We also used wheat paste for some steps instead of using the synthetic stuff we’ve used in the past. Every glue has advantages and disadvantages. Wheat paste takes longer to set, which can be a real advantage (you can move stuff around a bit after putting it together to get things perfectly lined up, for example) but is also a liability in a classroom setting, because it takes so much longer to dry. The biggest advantage to wheat paste in my eyes is that it’s totally reversible. You can melt it with some care and attention, enabling you to undo serious mistakes or redo a project once you know a better way.

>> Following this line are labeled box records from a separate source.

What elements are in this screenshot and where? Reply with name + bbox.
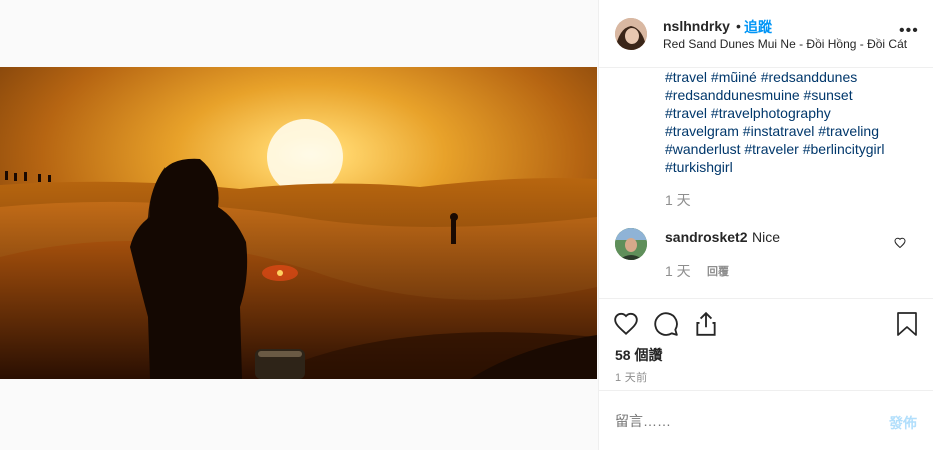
share-icon[interactable] [693,311,719,342]
sunset-dunes-image [0,67,597,379]
bookmark-icon[interactable] [895,311,919,342]
header-separator: • [736,18,741,34]
photo-pane [0,0,597,450]
hashtag-line[interactable]: #travel #mũiné #redsanddunes [665,68,915,86]
commenter-avatar[interactable] [615,228,647,260]
follow-button[interactable]: 追蹤 [744,17,772,37]
comments-section: #travel #mũiné #redsanddunes #redsanddun… [599,68,933,298]
add-comment-box: 發佈 [599,390,933,450]
hashtag-line[interactable]: #travelgram #instatravel #traveling [665,122,915,140]
hashtag-line[interactable]: #turkishgirl [665,158,915,176]
caption-hashtags: #travel #mũiné #redsanddunes #redsanddun… [665,68,915,176]
post-location[interactable]: Red Sand Dunes Mui Ne - Đồi Hồng - Đồi C… [663,37,921,51]
likes-count[interactable]: 58 個讚 [615,345,662,365]
post-sidebar: nslhndrky • 追蹤 Red Sand Dunes Mui Ne - Đ… [598,0,933,450]
heart-icon[interactable] [613,311,639,342]
caption-timestamp[interactable]: 1 天 [665,190,691,210]
author-avatar[interactable] [615,18,647,50]
post-comment-button[interactable]: 發佈 [889,413,917,433]
reply-button[interactable]: 回覆 [707,263,729,279]
post-photo[interactable] [0,67,597,379]
hashtag-line[interactable]: #travel #travelphotography [665,104,915,122]
comment-bubble-icon[interactable] [653,311,679,342]
comment-text: Nice [752,229,781,245]
comment-input[interactable] [615,413,855,429]
post-actions: 58 個讚 1 天前 [599,298,933,390]
more-options-icon[interactable]: ••• [899,22,919,40]
commenter-username[interactable]: sandrosket2 [665,229,747,245]
hashtag-line[interactable]: #wanderlust #traveler #berlincitygirl [665,140,915,158]
hashtag-line[interactable]: #redsanddunesmuine #sunset [665,86,915,104]
small-heart-icon[interactable] [894,236,906,254]
author-username[interactable]: nslhndrky [663,18,730,34]
post-timestamp[interactable]: 1 天前 [615,369,647,385]
comment-timestamp: 1 天 [665,263,691,279]
post-header: nslhndrky • 追蹤 Red Sand Dunes Mui Ne - Đ… [599,0,933,68]
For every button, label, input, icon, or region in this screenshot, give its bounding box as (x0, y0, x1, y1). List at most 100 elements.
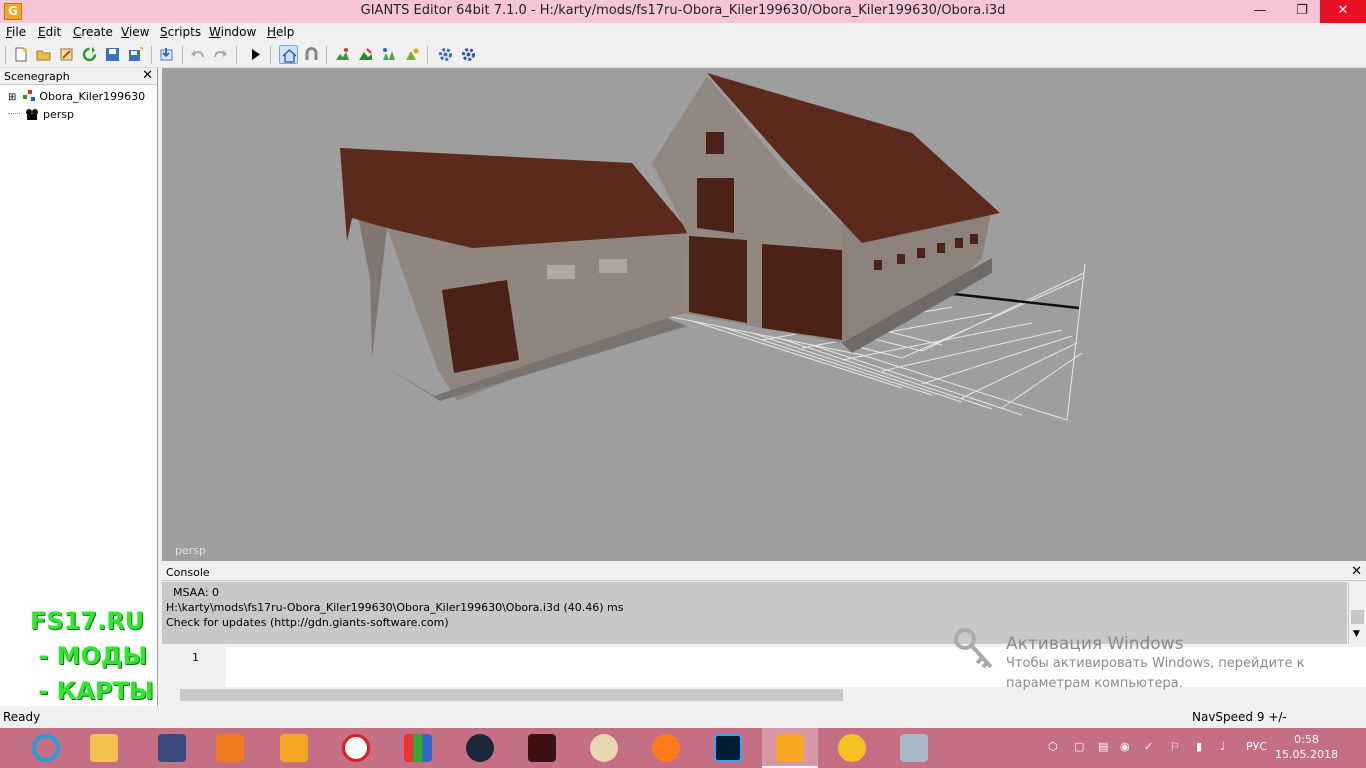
network-icon[interactable]: ▤ (1098, 740, 1108, 753)
edit-file-icon[interactable] (57, 45, 76, 64)
play-icon[interactable] (246, 45, 265, 64)
barn-loft-window (706, 132, 724, 154)
security-icon[interactable]: ✓ (1144, 740, 1153, 753)
menu-scripts[interactable]: Scripts (160, 25, 201, 39)
menu-edit[interactable]: Edit (38, 25, 61, 39)
cloud-app-icon[interactable] (824, 728, 880, 768)
activation-line: Чтобы активировать Windows, перейдите к (1006, 656, 1305, 671)
language-indicator[interactable]: РУС (1246, 740, 1267, 753)
console-scrollbar[interactable]: ▼ (1348, 582, 1366, 644)
camera-icon (25, 109, 38, 120)
watermark-line: FS17.RU (30, 607, 145, 635)
menu-scripts-label: cripts (167, 25, 202, 39)
menu-help-mnemonic: H (267, 25, 277, 39)
battery-icon[interactable]: ▮ (1196, 740, 1202, 753)
toolbar-separator (182, 46, 183, 64)
tree-expand-icon[interactable]: ⊞ (8, 92, 16, 103)
nav-speed: NavSpeed 9 +/- (1192, 710, 1287, 724)
app-9-icon[interactable] (514, 728, 570, 768)
left-wing-door (442, 280, 519, 373)
camera-label: persp (175, 544, 206, 557)
close-button[interactable]: ✕ (1320, 0, 1366, 23)
3d-viewport[interactable]: persp (162, 68, 1366, 561)
toolbar-separator (151, 46, 152, 64)
restore-button[interactable]: ❐ (1288, 0, 1316, 23)
line-number: 1 (162, 647, 226, 687)
giants-editor-taskbar-icon[interactable] (762, 728, 818, 768)
tray-app-icon[interactable]: ▢ (1074, 740, 1084, 753)
menu-file-label: ile (12, 25, 27, 39)
save-icon[interactable] (103, 45, 122, 64)
grid-axis-line (944, 291, 1080, 310)
menu-edit-label: dit (45, 25, 62, 39)
menu-create[interactable]: Create (73, 25, 113, 39)
snap-magnet-icon[interactable] (302, 45, 321, 64)
menu-create-label: reate (81, 25, 113, 39)
minimize-button[interactable]: — (1246, 0, 1274, 23)
scroll-down-icon[interactable]: ▼ (1353, 629, 1360, 639)
photoshop-icon[interactable] (700, 728, 756, 768)
scenegraph-close-button[interactable]: ✕ (142, 68, 153, 83)
terrain-sculpt-icon[interactable] (356, 45, 375, 64)
toolbar-separator (236, 46, 237, 64)
placement-icon[interactable] (402, 45, 421, 64)
toolbar-separator (427, 46, 428, 64)
reload-icon[interactable] (80, 45, 99, 64)
tree-item-persp[interactable]: persp (8, 108, 74, 124)
internet-explorer-icon[interactable] (18, 728, 74, 768)
steam-tray-icon[interactable]: ◉ (1120, 740, 1130, 753)
notifications-icon[interactable]: ⚐ (1170, 740, 1180, 753)
paint-icon[interactable] (576, 728, 632, 768)
menu-help[interactable]: Help (267, 25, 294, 39)
console-scroll-thumb[interactable] (1351, 610, 1364, 624)
undo-icon[interactable] (188, 45, 207, 64)
file-explorer-icon[interactable] (76, 728, 132, 768)
activation-line: параметрам компьютера. (1006, 676, 1183, 691)
watermark-line: - МОДЫ (30, 642, 148, 670)
menu-window[interactable]: Window (209, 25, 256, 39)
menu-bar: File Edit Create View Scripts Window Hel… (0, 23, 1366, 42)
settings-gear-icon[interactable] (436, 45, 455, 64)
redo-icon[interactable] (211, 45, 230, 64)
app-3-icon[interactable] (144, 728, 200, 768)
menu-window-mnemonic: W (209, 25, 221, 39)
yandex-browser-icon[interactable] (328, 728, 384, 768)
left-wing-window (547, 265, 575, 279)
clock-date: 15.05.2018 (1275, 748, 1338, 761)
toolbar-separator (326, 46, 327, 64)
tree-item-label: Obora_Kiler199630 (39, 90, 146, 103)
foliage-paint-icon[interactable] (379, 45, 398, 64)
tree-item-obora[interactable]: ⊞ Obora_Kiler199630 (8, 90, 145, 106)
system-monitor-icon[interactable] (886, 728, 942, 768)
firefox-icon[interactable] (638, 728, 694, 768)
clock[interactable]: 0:58 15.05.2018 (1275, 732, 1338, 762)
media-player-icon[interactable] (202, 728, 258, 768)
console-close-button[interactable]: ✕ (1351, 564, 1362, 579)
transform-group-icon (22, 90, 35, 101)
console-header: Console ✕ (162, 564, 1366, 581)
volume-icon[interactable]: ♩ (1220, 740, 1225, 753)
shield-icon[interactable]: ⬡ (1048, 740, 1058, 753)
menu-view[interactable]: View (121, 25, 149, 39)
console-line: Check for updates (http://gdn.giants-sof… (166, 616, 449, 629)
save-as-icon[interactable] (126, 45, 145, 64)
menu-view-label: iew (128, 25, 150, 39)
taskbar: ⬡ ▢ ▤ ◉ ✓ ⚐ ▮ ♩ РУС 0:58 15.05.2018 (0, 728, 1366, 768)
giants-editor-pinned-icon[interactable] (266, 728, 322, 768)
import-icon[interactable] (157, 45, 176, 64)
toolbar-separator (270, 46, 271, 64)
new-file-icon[interactable] (11, 45, 30, 64)
menu-file[interactable]: File (6, 25, 26, 39)
key-icon (954, 628, 993, 669)
horizontal-scroll-thumb[interactable] (180, 689, 843, 701)
window-title: GIANTS Editor 64bit 7.1.0 - H:/karty/mod… (360, 3, 1006, 18)
render-settings-icon[interactable] (459, 45, 478, 64)
menu-view-mnemonic: V (121, 25, 129, 39)
rubiks-cube-icon[interactable] (390, 728, 446, 768)
tree-item-label: persp (43, 108, 74, 121)
steam-icon[interactable] (452, 728, 508, 768)
tree-connector (8, 113, 20, 114)
open-file-icon[interactable] (34, 45, 53, 64)
home-camera-icon[interactable] (279, 45, 298, 64)
terrain-paint-icon[interactable] (333, 45, 352, 64)
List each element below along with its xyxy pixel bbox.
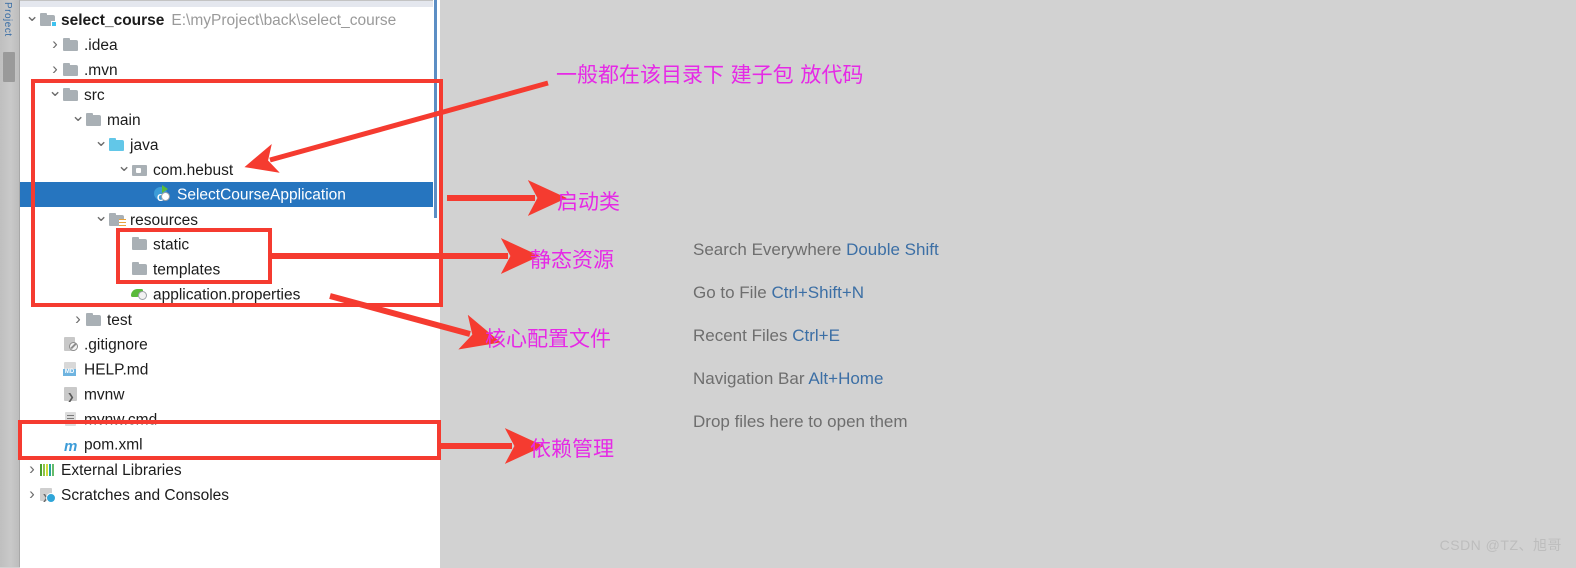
annotation-dependency-note: 依赖管理: [530, 437, 614, 461]
properties-icon: [131, 287, 149, 301]
annotation-main-class-note: 启动类: [557, 190, 620, 214]
tree-row-static[interactable]: static: [20, 232, 440, 257]
package-icon: [131, 163, 149, 177]
tree-row-test[interactable]: test: [20, 307, 440, 332]
chevron-right-icon[interactable]: [25, 457, 39, 484]
tree-row-label: resources: [130, 212, 199, 229]
tree-row-label: External Libraries: [61, 462, 182, 479]
tree-row-label: mvnw: [84, 386, 125, 404]
tree-row-mvn[interactable]: .mvn: [20, 57, 440, 82]
editor-hint-text: Navigation Bar: [693, 369, 805, 388]
editor-hint-text: Go to File: [693, 283, 767, 302]
tree-row-com-hebust[interactable]: com.hebust: [20, 157, 440, 182]
tree-row-mvnw-cmd[interactable]: mvnw.cmd: [20, 407, 440, 432]
gitignore-icon: [62, 337, 80, 351]
tree-row-label: SelectCourseApplication: [177, 186, 346, 204]
folder-icon: [131, 262, 149, 276]
editor-hint-1: Search Everywhere Double Shift: [693, 240, 939, 260]
chevron-down-icon[interactable]: [94, 132, 108, 159]
editor-hint-text: Drop files here to open them: [693, 412, 908, 431]
editor-hint-shortcut: Ctrl+Shift+N: [771, 283, 865, 302]
folder-icon: [62, 87, 80, 102]
tree-row-java[interactable]: java: [20, 132, 440, 157]
tree-row-label: com.hebust: [153, 162, 234, 179]
editor-hint-shortcut: Ctrl+E: [792, 326, 840, 345]
folder-sources-icon: [108, 137, 126, 152]
folder-icon: [131, 237, 149, 251]
chevron-down-icon[interactable]: [94, 207, 108, 234]
tree-row-label: src: [84, 87, 105, 104]
markdown-icon: MD: [62, 362, 80, 376]
tree-row-select-course[interactable]: select_course E:\myProject\back\select_co…: [20, 7, 440, 32]
annotation-static-note: 静态资源: [530, 248, 614, 272]
tree-row-label: HELP.md: [84, 361, 149, 379]
annotation-config-note: 核心配置文件: [485, 327, 611, 351]
editor-empty-hints: Search Everywhere Double Shift Go to File…: [693, 240, 939, 455]
tree-row-src[interactable]: src: [20, 82, 440, 107]
tool-window-strip: Project: [0, 0, 20, 567]
tree-row-resources[interactable]: resources: [20, 207, 440, 232]
cmd-file-icon: [62, 412, 80, 426]
tree-row-idea[interactable]: .idea: [20, 32, 440, 57]
folder-module-icon: [39, 12, 57, 27]
tree-row-label: .idea: [84, 37, 118, 54]
tree-row-label: static: [153, 236, 190, 254]
tree-row-scratches-and-consoles[interactable]: Scratches and Consoles: [20, 482, 440, 510]
scrollbar-thumb[interactable]: [434, 0, 437, 218]
tool-window-resize-handle[interactable]: [3, 52, 15, 82]
tree-row-path: E:\myProject\back\select_course: [171, 11, 397, 29]
chevron-right-icon[interactable]: [71, 307, 85, 334]
folder-icon: [85, 312, 103, 327]
chevron-down-icon[interactable]: [117, 157, 131, 184]
tree-row-selectcourseapplication[interactable]: SelectCourseApplication: [20, 182, 440, 211]
chevron-down-icon[interactable]: [25, 7, 39, 34]
project-tree-panel[interactable]: select_course E:\myProject\back\select_co…: [20, 0, 440, 568]
chevron-down-icon[interactable]: [48, 82, 62, 109]
editor-hint-shortcut: Alt+Home: [808, 369, 884, 388]
chevron-right-icon[interactable]: [48, 57, 62, 84]
tree-row-label: .mvn: [84, 62, 118, 79]
tree-row-label: Scratches and Consoles: [61, 487, 230, 504]
tree-row-label: java: [130, 137, 159, 154]
tree-row-main[interactable]: main: [20, 107, 440, 132]
folder-icon: [85, 112, 103, 127]
tree-row-label: mvnw.cmd: [84, 411, 158, 429]
tree-row-help-md[interactable]: MD HELP.md: [20, 357, 440, 382]
chevron-down-icon[interactable]: [71, 107, 85, 134]
tree-row-external-libraries[interactable]: External Libraries: [20, 457, 440, 482]
tree-row-label: templates: [153, 261, 221, 279]
editor-hint-2: Go to File Ctrl+Shift+N: [693, 283, 939, 303]
chevron-right-icon[interactable]: [48, 32, 62, 59]
tree-row-label: main: [107, 112, 141, 129]
watermark: CSDN @TZ、旭哥: [1439, 537, 1562, 553]
folder-icon: [62, 62, 80, 77]
tree-row-label: test: [107, 312, 132, 329]
tree-row-application-properties[interactable]: application.properties: [20, 282, 440, 307]
tree-row-pom-xml[interactable]: pom.xml: [20, 432, 440, 459]
script-icon: [62, 385, 80, 410]
editor-hint-text: Recent Files: [693, 326, 788, 345]
tree-row-label: .gitignore: [84, 336, 148, 354]
tree-row-templates[interactable]: templates: [20, 257, 440, 282]
editor-hint-4: Navigation Bar Alt+Home: [693, 369, 939, 389]
chevron-right-icon[interactable]: [25, 482, 39, 509]
scratches-icon: [39, 485, 57, 510]
tree-row-label: application.properties: [153, 286, 301, 304]
tree-row-gitignore[interactable]: .gitignore: [20, 332, 440, 357]
annotation-src-note: 一般都在该目录下 建子包 放代码: [556, 63, 864, 87]
spring-class-icon: [154, 185, 173, 211]
folder-resources-icon: [108, 212, 126, 227]
editor-hint-text: Search Everywhere: [693, 240, 842, 259]
project-tree-scrollbar[interactable]: [433, 0, 440, 567]
project-tool-tab[interactable]: Project: [2, 2, 13, 37]
tree-row-label: pom.xml: [84, 436, 143, 454]
external-libraries-icon: [39, 463, 57, 477]
tree-row-label: select_course: [61, 12, 165, 29]
tree-row-mvnw[interactable]: mvnw: [20, 382, 440, 410]
editor-hint-5: Drop files here to open them: [693, 412, 939, 432]
editor-hint-3: Recent Files Ctrl+E: [693, 326, 939, 346]
folder-icon: [62, 37, 80, 52]
maven-icon: [62, 434, 80, 459]
editor-hint-shortcut: Double Shift: [846, 240, 939, 259]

Once I get into conservation and restoration, I will probably be using wheat paste exclusively because a book precious enough to be restored will be worked on again in the future, for sure, and it’s good to make that future work a little easier when you can!
Wheat paste does have to be mixed fresh every time you want to use it (it molds very quickly when it’s wet, since it’s basically just flour and water) and you have to mix in calcium carbonate to make it pH-neutral, but it’s easy enough to do both those things that I don’t mind.
Finally, we added a lining to the inside of the cover so that there wouldn’t be a bump from the paper and bookcloth turn-in. This required some precision cutting, but wasn’t too hard, and I may add that to my own books in the future. The result is really nice.